Les commentateurs ont prévenu que ces fermetures n'étaient que la partie
émergée de l'iceberg. Le marché parallèle des prêts a commencé à faire
parler de lui l'an dernier avec un capital total estimé à 2500 milliards de
yuans (391 millions de dollars). Près de la moitié de ces prêts étaient des
prêts accordés par des institutions publiques à but commercial qui
re-prêtent les prêts qu'elles obtiennent à des taux usuraires, et le reste
était du capital privé.
Il y a des problèmes économiques encore plus profonds. Étant donné le
rendement en baisse de l'industrie, de nombreux groupes utilisent leurs
propres entreprises comme garanties pour emprunter aux sources parallèles,
puis dans certains cas, elles re-prêtent à des taux plus élevés ou se
lancent dans la spéculation immobilière. Comme l'a dit l'économiste en chef
de la Société générale en Asie, Yao Wei, le fait que ces petites et moyennes
entreprises « soient prêtent à emprunter de l'argent à des taux si élevés
montre qu'elles sont soit en manque total de liquidités, soit qu'elles sont
impliquées dans la spéculation, parce qu'aucune activité économique réelle
ne peut générer un retour sur investissement assez élevé pour leur permettre
de rembourser. »
Le centre industriel de Wenzhou est devenu une économie « factice »
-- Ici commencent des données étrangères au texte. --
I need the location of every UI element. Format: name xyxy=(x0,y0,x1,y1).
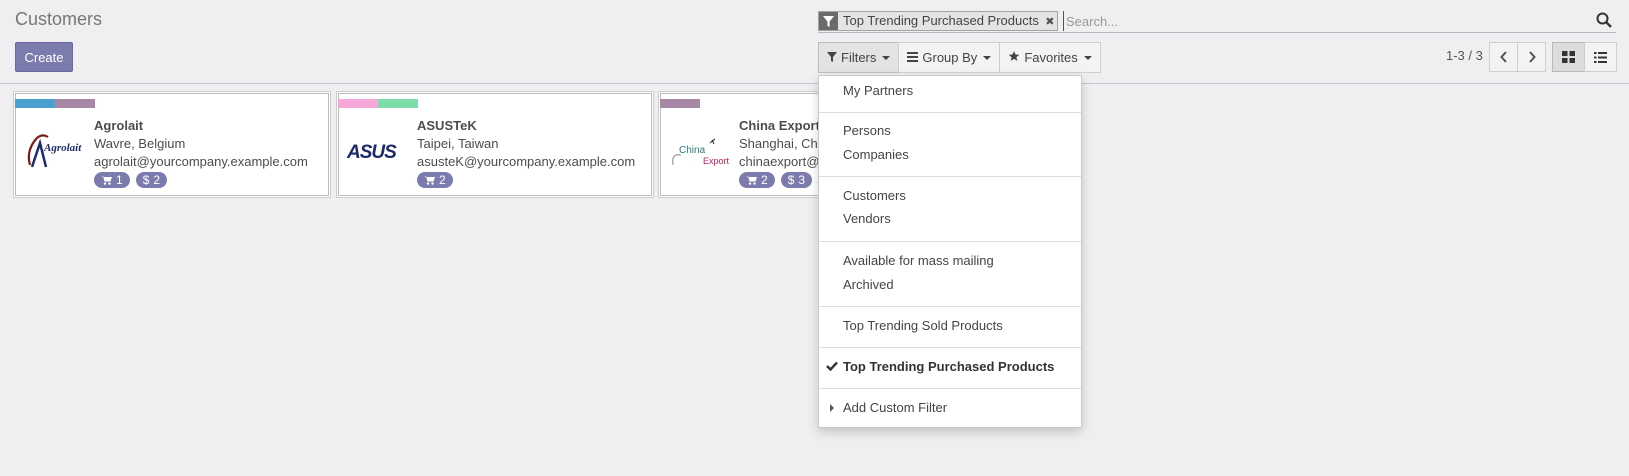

spéculative, d'après un article du Shanghai Morning Post de mardi. En
2001, par exemple, il y avait 4000 entreprises à Wenzhou qui produisaient
des briquets – 80 pour cent de la production mondiale. Dix ans plus tard, il
n'en reste que 100. Les capitaux ont été réinvestis dans la spéculation
immobilière. Un homme d'affaires gardant l'anonymat a déclaré au journal que
son usine de 1000 employés faisait moins d'un million de yuans [117 000
euros] de profit par an avec du « vrai travail, » pendant que sa femme avait
investi dans seulement 10 propriétés à Shanghai et gagné 30 millions de
yuans en huit ans.
Avec la chute des prix de l'immobilier et des commandes à l'export en
raison de la dépression économique globale, les garanties engagées par les
PME pour leurs prêts vont également voir leur valeur baisser, ce qui va
entraîner de nombreuses faillites et pertes d'emplois.
Loin de pointer une quelconque solution, l'éditorial de Bloomberg
admet que « Il y a peu de choses que les dirigeants du monde développé
peuvent faire pour influencer le sort de la Chine. » Il a continué : « Il
vaut mieux pour les États-Unis et l'Europe qu'ils se concentrent sur la
limitation de leur propre vulnérabilité : plus ils conserveront une
croissance à peine au-dessus de zéro, et plus ils risquent de tomber en
récession en cas de choc soudain – comme une crise chinoise. »
Ce commentaire souligne le fait qu'au lieu d'être capable de sauver le
capitalisme mondial, la Chine elle-même devient rapidement une source
majeure d'instabilité économique, alimentant la crise globale qui se creuse.